Training has been going well in the last month, I’m pleased with my progress, I’m slow but I’m progressing in terms of my running and my turbo training. I guess the key to this is the fact at the grand old age of almost 42 I’m listening to my coach and doing exactly what I’m told. So much so that when I told Emma that I’d entered the Basingstoke Half Marathon, the first words out of her mouth were “Are you allowed?”.
My coach also happened to be running, so he gave me the all clear to enter. Basingstoke is a long way from home and the race wasn’t the purpose of my visit South of the Border ( Thelwall viaduct is the border to the North of England ). I had been invited to talk about my triathlon/ironman adventures down in Portsmouth to a local club. The talk went really well, we had a good laugh over curry afterwards as well as I learnt all about the Royal Navy and their liberal use of ladies underwear on nights out.
On Saturday morning I decided to have a plod round Newbury Park run just to stretch the legs ahead of the half the next day. Running well within myself I crossed the finish line in 28 minutes. This was rewarded with banter with my mate Andy and my coach in the local café, we’d not seen each other for a couple of years so it was good to catch up. The post plod beans on toast were splendid. I felt as fresh as a daisy after that mornings run and the drive down to Portsmouth was a breeze.
Sunday came around ( as it does ) and I drove an hour north to Basingstoke. I’d registered the day before so I knew where I was going. I arrived 2.5 hours before the race and was only the fourth car in the massive field that would hold the cars of the 1900 runners. Another thing which I’ve never experienced before at a race, I was there that early that the toilet roll in the blue tardis was brand new. That amused me.

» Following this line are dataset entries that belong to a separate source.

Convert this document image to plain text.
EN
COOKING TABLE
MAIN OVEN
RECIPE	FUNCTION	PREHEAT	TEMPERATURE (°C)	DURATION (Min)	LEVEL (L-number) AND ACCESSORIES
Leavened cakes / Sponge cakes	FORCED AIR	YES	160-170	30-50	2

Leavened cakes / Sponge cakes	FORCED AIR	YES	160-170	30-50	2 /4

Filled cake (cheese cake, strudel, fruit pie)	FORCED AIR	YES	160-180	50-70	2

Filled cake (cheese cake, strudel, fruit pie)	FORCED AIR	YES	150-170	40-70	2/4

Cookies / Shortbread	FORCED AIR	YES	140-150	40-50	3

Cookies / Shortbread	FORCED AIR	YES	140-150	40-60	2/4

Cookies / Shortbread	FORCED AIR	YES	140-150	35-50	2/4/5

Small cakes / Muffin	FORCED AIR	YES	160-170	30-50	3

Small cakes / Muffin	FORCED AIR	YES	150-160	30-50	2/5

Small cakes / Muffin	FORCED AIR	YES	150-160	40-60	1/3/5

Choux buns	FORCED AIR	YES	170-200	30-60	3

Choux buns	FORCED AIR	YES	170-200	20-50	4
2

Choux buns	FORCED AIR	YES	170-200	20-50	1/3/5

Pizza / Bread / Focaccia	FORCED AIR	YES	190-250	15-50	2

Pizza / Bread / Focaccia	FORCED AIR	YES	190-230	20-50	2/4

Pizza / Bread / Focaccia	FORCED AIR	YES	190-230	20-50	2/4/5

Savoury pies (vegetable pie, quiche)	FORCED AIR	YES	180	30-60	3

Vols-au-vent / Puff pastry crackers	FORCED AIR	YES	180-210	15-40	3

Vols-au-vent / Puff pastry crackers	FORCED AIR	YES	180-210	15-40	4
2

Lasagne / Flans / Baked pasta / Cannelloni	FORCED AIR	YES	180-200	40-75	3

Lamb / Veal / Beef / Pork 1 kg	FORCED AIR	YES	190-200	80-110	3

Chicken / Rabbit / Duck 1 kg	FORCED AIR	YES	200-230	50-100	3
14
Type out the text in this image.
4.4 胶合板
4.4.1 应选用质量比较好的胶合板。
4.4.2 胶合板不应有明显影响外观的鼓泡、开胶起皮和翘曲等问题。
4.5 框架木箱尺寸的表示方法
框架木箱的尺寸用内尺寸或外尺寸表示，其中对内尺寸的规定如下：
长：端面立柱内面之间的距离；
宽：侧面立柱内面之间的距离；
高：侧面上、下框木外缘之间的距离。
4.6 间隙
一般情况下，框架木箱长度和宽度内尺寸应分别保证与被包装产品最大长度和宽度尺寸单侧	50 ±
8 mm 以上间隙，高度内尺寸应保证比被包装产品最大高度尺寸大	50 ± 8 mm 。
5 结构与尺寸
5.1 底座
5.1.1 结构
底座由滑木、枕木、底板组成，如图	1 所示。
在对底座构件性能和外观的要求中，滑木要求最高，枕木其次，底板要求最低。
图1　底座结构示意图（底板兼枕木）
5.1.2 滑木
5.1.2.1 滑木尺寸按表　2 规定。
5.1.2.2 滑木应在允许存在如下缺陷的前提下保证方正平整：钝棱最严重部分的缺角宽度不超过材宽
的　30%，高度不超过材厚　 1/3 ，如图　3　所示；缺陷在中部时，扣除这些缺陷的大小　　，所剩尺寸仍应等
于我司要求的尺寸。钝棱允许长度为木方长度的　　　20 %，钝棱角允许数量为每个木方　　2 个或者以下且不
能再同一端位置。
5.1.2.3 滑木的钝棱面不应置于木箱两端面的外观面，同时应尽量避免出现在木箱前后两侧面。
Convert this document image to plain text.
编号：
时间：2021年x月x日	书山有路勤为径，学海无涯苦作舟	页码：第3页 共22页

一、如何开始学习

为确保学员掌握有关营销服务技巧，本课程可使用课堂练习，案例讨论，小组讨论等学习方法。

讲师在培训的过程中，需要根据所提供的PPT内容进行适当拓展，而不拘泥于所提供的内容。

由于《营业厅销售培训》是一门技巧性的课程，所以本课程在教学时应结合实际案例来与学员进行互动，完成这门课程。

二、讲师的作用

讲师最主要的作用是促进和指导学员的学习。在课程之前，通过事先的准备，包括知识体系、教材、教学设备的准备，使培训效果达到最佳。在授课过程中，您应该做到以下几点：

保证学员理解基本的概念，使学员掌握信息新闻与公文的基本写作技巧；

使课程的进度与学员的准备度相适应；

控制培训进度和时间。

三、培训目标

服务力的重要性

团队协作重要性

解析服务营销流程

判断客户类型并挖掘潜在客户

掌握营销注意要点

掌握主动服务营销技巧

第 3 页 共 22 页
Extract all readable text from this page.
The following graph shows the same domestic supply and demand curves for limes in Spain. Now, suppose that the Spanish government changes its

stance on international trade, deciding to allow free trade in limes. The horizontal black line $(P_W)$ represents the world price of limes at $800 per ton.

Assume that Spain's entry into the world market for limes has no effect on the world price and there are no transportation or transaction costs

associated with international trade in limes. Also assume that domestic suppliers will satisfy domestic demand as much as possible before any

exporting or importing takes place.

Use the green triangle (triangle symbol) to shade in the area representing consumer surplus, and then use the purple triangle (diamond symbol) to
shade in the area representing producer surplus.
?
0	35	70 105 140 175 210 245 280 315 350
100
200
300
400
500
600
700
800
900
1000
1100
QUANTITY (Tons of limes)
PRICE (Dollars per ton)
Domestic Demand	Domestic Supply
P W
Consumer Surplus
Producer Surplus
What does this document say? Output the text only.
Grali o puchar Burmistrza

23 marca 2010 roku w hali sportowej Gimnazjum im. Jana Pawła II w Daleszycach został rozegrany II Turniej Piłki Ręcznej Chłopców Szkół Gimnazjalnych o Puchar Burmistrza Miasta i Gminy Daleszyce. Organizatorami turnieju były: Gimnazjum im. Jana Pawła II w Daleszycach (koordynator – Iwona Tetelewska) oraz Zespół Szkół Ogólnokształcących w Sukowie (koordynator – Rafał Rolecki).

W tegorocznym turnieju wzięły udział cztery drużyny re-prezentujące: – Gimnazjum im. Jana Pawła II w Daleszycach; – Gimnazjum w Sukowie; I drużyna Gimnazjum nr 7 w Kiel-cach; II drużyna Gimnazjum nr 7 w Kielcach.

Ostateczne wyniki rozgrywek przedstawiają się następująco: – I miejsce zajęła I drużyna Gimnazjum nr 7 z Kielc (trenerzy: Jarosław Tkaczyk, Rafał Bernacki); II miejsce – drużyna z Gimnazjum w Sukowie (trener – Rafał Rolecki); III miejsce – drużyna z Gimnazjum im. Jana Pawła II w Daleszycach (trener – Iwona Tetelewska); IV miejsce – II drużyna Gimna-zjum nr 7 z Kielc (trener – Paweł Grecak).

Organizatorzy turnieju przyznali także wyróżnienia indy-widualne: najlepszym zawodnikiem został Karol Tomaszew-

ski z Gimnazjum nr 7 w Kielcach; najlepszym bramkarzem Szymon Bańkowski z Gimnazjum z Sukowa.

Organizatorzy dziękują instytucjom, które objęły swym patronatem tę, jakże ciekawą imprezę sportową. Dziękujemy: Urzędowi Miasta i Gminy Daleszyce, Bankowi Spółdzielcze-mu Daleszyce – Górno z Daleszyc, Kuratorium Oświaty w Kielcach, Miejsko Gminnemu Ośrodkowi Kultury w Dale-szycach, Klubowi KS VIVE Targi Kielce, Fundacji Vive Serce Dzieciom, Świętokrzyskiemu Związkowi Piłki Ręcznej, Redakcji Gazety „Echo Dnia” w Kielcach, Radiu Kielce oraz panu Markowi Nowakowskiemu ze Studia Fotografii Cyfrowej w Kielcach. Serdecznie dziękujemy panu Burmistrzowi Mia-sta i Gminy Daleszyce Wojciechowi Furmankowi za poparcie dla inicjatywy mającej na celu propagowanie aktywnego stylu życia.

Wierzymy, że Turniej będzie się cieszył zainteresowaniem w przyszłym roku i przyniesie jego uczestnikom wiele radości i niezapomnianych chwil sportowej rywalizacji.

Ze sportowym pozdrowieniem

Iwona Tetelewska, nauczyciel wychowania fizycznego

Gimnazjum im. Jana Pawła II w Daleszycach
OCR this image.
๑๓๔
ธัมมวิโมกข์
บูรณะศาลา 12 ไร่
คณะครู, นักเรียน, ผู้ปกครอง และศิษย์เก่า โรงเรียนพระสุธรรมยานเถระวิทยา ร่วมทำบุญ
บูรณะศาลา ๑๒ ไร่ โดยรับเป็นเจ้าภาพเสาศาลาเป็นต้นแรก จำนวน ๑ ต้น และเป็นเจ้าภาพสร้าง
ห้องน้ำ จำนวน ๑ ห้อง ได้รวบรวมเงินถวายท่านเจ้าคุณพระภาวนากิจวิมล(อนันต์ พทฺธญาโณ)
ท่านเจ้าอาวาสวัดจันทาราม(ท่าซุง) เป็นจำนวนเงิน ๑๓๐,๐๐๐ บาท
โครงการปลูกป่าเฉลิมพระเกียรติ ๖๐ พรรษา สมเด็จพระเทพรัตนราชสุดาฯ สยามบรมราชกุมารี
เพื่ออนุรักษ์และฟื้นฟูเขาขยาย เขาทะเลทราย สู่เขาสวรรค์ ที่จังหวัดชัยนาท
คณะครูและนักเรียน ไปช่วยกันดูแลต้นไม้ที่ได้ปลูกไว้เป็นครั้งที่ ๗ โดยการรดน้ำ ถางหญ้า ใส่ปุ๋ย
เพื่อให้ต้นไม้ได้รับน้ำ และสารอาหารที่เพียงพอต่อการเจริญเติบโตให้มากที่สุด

Soon enough it was time to get going, my coach and I wished each other luck, he’d told me how to run, I would stick to the plan as best I could. Working up the hills but not blowing up and relaxing down keeping within certain heart rate zones. He would go on to finish in the top ten, you won’t be surprised to hear that I didn’t.
It was a cracking race, a great atmosphere with amazing support out in the villages where children had huge salad bowls full of Jelly babies. Not just in one village but all of them that we’d pass through. It was also the toughest half marathon that I’ve ever done because of the hills. Going up them wasn’t too bad, it was the coming downhill that fatigued my legs. I decided in the last few miles to just relax and enjoy it, low fiving all the kids, thanking the marshals and just generally plodding along taking in the atmosphere. If you’ve not done this race before you are missing out. Details of the 2015 race can be found here.
I could have put my foot down to crack 2hrs, and in the past I would have done but these days I’m working to different rules mentally. What would it actually achieve? My half pb is 1.39, I was no where near that. It would have made me ache more for the 200+ mile drive home, it would have taken me longer to recover ( no aches post race for the first time ever ) and it would have probably hurt. Nothing beneficial at a race in October that I entered on a whim could be gained from running faster. I was thinking long term, so I just plodded home in 2.03 which I was chuffed with. I’d worked hard but not too hard. I think I can take that, work over the winter and get into 1.45 form on a flat course in mid March, and hopefully get close to those numbers at the end of May at my A race, the Outlaw Half Ironman. We’ll see.
I was rewarded with a medal and a very nice day-glo orange tech shirt for training in on the cold dark nights ahead. I was also rewarded with a handshake from my coach and the words “Your time on that course at this stage of things is very encouraging. Nice one Holgs.” Now that really did make me smile. It felt good to be back ‘racing’, I can’t wait to do it again.